Patricia Lanza : Discuss your work especially the portraiture series and imagery of women and the idea of black women and how they are portrayed.
Delphine Diallo : When it comes to the objectification of women especially black women in the media, they are usually oversexualized especially after a history of 200 years of oppression. I realized I could not be a designer any more but my intention was to reframe or change the conversation through the medium of photography because women are in need of a different narrative to empower them. The woman’s body should be one with most respect, without it we would not have birth nor either feeling of the mother’s often unconditional love.
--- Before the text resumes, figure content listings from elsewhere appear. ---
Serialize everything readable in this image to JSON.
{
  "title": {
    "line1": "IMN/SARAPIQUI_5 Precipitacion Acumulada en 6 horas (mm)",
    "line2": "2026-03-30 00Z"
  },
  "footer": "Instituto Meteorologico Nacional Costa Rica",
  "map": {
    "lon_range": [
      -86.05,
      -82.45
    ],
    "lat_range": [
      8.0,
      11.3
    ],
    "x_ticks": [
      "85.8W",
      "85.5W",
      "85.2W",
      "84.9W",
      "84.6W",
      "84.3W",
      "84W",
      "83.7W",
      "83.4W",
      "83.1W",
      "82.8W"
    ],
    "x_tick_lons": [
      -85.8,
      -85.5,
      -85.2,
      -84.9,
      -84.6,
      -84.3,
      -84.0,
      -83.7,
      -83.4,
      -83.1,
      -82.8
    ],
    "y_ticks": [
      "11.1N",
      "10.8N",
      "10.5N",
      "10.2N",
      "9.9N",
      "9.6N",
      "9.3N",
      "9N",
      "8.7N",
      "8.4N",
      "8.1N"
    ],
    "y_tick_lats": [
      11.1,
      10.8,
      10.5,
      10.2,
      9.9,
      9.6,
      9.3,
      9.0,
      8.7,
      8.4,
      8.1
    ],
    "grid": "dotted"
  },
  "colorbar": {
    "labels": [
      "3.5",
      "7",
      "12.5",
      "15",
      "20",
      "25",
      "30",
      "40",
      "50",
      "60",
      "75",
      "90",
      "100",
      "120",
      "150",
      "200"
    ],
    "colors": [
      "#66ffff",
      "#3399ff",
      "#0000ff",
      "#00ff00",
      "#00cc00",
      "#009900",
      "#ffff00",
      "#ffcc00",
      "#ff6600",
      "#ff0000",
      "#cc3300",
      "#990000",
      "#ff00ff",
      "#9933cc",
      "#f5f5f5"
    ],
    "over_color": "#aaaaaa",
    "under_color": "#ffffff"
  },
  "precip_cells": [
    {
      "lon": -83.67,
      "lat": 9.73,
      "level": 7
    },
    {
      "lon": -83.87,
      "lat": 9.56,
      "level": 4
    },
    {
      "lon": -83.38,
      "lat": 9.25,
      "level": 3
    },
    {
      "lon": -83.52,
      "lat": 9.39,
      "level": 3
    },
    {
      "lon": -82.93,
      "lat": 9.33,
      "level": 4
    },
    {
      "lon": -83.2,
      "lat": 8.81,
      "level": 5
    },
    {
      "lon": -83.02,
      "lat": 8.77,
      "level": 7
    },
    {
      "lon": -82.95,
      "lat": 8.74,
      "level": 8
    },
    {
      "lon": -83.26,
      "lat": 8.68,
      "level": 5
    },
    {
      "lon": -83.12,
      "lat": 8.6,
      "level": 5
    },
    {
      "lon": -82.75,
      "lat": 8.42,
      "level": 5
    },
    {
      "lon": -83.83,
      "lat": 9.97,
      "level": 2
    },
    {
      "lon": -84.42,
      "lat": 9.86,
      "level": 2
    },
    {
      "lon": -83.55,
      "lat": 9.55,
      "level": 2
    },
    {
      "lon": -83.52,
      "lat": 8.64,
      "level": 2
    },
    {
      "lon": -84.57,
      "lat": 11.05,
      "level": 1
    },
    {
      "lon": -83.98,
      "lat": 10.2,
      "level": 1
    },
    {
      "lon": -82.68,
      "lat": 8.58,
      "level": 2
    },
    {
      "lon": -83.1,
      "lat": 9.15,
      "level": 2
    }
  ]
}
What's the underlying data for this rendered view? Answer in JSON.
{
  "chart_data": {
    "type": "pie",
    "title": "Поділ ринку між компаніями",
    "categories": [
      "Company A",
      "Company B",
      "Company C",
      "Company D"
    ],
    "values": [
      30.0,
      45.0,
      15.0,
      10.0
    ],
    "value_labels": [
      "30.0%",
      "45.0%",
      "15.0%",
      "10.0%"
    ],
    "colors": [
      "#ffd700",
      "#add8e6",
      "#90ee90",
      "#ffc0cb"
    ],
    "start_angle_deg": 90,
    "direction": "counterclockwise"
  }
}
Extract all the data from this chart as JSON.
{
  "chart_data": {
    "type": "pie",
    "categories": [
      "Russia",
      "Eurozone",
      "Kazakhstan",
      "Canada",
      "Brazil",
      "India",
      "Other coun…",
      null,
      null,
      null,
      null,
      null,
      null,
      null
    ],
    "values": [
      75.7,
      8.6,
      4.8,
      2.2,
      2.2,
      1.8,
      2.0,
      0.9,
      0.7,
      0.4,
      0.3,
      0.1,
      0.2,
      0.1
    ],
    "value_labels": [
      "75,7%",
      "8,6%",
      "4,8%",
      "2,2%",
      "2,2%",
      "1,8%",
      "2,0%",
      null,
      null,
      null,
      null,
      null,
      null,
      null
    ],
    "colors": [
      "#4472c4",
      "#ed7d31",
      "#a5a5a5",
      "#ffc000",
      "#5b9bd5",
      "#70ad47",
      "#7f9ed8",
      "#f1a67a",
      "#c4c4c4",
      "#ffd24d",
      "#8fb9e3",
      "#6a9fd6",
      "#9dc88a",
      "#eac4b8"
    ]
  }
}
I worked in the music industry and there is a lot of discrimination especially if you are a “girl” and you were usually underpaid and did much of the work and they always called you the “girls.” I think the problem was underrepresentation in that industry of both women and brown skin people that were not in positions of power.
I feel through my work as a photographer especially in the portraiture series I represent women as the warrior, the healer and create and build a different archetype for their representation, especially in the superficiality of the ideals of beauty. I hope my work can be a starting place for changing the conversation about women and the media’s obsession with the female form.
Patricia Lanza : Discuss your series about transformation with self–portraiture and collage.
Delphine Diallo : Every year I was taking a portrait of myself, and it showed me a vision of transformation because we are constantly changing. So each year for ten years I took a picture, I didn’t plan on the time frame, but over the course of ten years it gave enough time for many things––physically–– to change and for me to accept the mountain of changes. I got older and wiser and my decision is to not judge anymore. In the space of no judgement the ability to elevate and to grow. This is not like taking a selfie or part of this selfie culture. It is more about the internal self, and revelations about the manifestations of change.
As far as my collage, working in this artistic medium I found very healing especially for myself being a visual maker. This is creating a physical diary of sorts. I was inspired by Beard, watching him work daily on his collage which were about storytelling, his story, and his experiences. It is a memory journal working in this medium. I find I have to be alone for several days in order to work on these. I am accessing my talent and career in design and graphics as well as photography in their creation, and I can work on large pieces as well. Size is not a limitation.
Patricia Lanza : In the near future, how will you be working in both NY (USA) and Senegal, what will you be undertaking?
Delphine Diallo : I will be dividing my time between Senegal (where my family comes from), and New York. This will give me a chance to develop more visual poetry, an incredible expanding journey. I have a big connection with Senegal, my family roots are from St. Louis du Senegal and then Ngor Island ( where I would like to live in the near future), close to Dakar. Ngor Island is called the ‘”family island.” I am very attracted to these small islands where there is very little traffic and people are friendly. There I am going to teach children and at the present time I do not know the ages. The course of study will be art and photography including collage of course.
Patricia Lanza : What is your vision for your artistic career, especially in photography?
Delphine Diallo : My purpose, my intention is to create a work for women to feel empowered and leave a legacy of art books for the next generation of women.. This is inclusive of the conversation about women, and her reflection in society. I have connection now to living in Europe, Africa and the US, and in the future to engage, teach and work in the arts and explore the world.
I will be participating in the National Geographic Seminar in January, called the Storytellers Summit. It is January 11-15, 2021. I will be discussing my collage work. This is a remote event.